Indigenous Māori youth struggle to connect with science delivered in a Eurocentric model of education in Aotearoa, New Zealand. In transforming conservation biology through Indigenous perspectives, we asked whether Māori knowledge-based resources and traditional schooling (wānanga) methodologies increased the connection of Māori youth (rangatahi) to conservation science. We collaborated with a Māori environmental science body to run a culturally based environmental program (noho taiao) attended by 70 youth from three Māori-centric schools. We undertook surveys to assess baseline scientific understanding and to gauge how their understanding of the Māori-based conservation principles we introduced shifted over the course of the program. We developed a bilingual gaming app to introduce basic environmental concepts from both cultural perspectives, measuring its impact on knowledge retention for these students, and others at a Eurocentric school. Indigenous contexts for conservation learning markedly increased uptake of knowledge content, and enthusiasm for conservation concepts. After the program, Māori students reported that science was more accessible and relevant.
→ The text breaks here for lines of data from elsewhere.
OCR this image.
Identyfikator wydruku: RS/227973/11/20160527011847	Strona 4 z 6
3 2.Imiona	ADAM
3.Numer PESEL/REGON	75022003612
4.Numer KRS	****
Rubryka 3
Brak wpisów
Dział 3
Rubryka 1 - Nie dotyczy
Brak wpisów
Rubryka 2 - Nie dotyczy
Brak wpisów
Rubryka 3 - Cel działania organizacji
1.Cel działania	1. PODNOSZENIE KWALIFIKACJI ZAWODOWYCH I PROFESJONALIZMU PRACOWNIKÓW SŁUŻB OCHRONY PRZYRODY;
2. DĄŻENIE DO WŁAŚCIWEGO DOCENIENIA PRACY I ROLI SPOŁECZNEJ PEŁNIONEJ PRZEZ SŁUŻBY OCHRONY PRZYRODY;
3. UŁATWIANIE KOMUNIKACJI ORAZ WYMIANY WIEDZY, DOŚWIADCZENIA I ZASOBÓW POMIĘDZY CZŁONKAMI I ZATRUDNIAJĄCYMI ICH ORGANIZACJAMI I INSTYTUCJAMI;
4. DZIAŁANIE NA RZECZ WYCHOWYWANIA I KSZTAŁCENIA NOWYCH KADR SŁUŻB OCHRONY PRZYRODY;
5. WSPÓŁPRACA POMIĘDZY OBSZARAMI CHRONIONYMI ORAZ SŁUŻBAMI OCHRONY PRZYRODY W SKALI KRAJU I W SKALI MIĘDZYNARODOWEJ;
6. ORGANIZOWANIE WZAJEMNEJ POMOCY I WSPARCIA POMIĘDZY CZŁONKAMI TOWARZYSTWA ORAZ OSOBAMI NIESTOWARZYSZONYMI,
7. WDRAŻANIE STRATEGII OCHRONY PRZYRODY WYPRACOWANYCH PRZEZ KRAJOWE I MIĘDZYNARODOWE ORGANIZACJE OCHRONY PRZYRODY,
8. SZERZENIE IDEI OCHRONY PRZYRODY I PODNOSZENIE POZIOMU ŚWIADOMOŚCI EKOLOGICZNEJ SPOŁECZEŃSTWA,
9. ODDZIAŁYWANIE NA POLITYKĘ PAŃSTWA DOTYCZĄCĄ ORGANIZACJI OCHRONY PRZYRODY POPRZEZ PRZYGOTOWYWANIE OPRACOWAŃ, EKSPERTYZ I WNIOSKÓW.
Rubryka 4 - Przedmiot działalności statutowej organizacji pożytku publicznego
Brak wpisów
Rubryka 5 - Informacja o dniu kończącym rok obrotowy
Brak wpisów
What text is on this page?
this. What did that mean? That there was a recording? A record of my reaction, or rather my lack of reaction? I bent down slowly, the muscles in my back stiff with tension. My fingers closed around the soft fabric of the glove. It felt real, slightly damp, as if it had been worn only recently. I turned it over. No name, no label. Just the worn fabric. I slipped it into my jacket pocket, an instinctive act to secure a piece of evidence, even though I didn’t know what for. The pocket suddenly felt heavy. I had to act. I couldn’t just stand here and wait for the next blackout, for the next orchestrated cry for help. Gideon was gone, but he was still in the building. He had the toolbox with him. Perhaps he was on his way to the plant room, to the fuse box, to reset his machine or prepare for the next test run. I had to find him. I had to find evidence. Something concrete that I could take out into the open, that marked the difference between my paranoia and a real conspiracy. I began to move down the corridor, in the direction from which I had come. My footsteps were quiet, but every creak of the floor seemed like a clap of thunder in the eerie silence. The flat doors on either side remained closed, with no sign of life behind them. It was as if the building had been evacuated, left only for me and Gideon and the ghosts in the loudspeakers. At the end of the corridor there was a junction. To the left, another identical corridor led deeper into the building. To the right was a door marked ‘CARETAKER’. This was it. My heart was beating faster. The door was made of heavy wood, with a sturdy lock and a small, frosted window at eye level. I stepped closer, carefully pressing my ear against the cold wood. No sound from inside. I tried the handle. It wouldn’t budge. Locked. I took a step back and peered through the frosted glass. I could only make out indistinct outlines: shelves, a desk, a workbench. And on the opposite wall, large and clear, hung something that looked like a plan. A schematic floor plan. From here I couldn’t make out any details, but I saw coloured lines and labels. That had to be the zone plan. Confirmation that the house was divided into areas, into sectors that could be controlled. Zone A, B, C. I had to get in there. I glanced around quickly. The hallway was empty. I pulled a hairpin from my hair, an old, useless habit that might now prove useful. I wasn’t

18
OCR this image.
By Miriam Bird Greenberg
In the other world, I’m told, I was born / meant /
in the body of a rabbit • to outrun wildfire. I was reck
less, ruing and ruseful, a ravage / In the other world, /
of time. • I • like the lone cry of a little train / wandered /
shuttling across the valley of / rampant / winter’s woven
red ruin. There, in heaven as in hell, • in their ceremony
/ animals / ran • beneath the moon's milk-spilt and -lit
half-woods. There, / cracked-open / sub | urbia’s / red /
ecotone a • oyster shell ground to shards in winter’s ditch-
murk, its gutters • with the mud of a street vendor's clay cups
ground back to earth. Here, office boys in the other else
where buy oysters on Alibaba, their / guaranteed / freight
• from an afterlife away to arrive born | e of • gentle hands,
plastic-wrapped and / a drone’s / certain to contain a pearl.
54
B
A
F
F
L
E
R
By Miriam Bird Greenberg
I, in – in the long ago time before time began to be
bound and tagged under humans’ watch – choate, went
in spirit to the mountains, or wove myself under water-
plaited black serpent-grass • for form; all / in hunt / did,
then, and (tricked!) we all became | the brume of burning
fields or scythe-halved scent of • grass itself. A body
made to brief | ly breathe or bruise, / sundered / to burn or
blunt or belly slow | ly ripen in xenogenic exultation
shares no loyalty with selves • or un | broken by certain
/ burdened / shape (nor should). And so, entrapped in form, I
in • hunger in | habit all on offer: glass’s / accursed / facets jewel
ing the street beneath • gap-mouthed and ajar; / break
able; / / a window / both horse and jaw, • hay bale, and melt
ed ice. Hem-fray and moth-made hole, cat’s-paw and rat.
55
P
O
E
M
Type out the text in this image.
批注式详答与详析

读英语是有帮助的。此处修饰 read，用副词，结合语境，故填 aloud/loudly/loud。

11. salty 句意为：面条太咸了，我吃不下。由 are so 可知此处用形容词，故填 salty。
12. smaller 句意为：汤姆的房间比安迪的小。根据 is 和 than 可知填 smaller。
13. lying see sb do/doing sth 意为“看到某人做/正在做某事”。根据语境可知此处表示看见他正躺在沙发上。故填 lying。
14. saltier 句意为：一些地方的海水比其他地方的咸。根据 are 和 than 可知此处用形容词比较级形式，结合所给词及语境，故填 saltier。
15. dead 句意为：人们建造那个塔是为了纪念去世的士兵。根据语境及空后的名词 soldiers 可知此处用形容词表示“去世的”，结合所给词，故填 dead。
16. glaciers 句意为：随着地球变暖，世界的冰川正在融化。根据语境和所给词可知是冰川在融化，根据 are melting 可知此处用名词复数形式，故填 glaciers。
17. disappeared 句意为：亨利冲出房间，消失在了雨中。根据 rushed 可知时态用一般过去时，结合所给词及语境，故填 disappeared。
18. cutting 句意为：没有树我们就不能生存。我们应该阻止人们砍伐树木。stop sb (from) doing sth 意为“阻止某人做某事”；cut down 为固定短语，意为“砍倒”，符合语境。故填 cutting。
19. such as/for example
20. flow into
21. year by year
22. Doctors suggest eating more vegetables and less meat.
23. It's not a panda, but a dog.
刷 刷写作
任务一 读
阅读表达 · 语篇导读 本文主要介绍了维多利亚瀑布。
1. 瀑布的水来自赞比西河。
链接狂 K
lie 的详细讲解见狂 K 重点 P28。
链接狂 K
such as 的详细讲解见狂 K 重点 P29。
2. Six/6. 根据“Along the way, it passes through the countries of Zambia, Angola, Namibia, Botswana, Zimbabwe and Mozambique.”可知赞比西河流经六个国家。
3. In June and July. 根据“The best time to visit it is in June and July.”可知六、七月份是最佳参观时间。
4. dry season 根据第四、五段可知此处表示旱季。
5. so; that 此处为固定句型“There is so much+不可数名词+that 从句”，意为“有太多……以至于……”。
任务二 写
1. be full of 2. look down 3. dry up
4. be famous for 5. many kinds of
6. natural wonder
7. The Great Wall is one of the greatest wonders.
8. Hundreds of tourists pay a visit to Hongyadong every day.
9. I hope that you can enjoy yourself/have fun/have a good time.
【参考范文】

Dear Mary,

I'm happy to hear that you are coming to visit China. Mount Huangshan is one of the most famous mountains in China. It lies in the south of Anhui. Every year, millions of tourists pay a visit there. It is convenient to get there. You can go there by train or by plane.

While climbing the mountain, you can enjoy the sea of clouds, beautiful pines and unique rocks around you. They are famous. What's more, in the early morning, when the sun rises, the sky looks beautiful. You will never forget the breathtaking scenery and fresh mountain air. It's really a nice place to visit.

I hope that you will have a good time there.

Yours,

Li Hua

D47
Gaming as an educational medium was successful in engaging youth generally, but students primed by experiential learning from Indigenous perspectives had increased knowledge gained. Enabling rangatahi to explore place-based learning within a relevant cultural context allowed them to understand their duty of care to the environment (te taiao). Utilising Māori engagement mediums and mentors that resonate with youth are key to encouraging more Māori youth into conservation science. Therefore, empowering youth to draw from Indigenous ways of knowing, being and doing can create a step-change in science participation and leadership.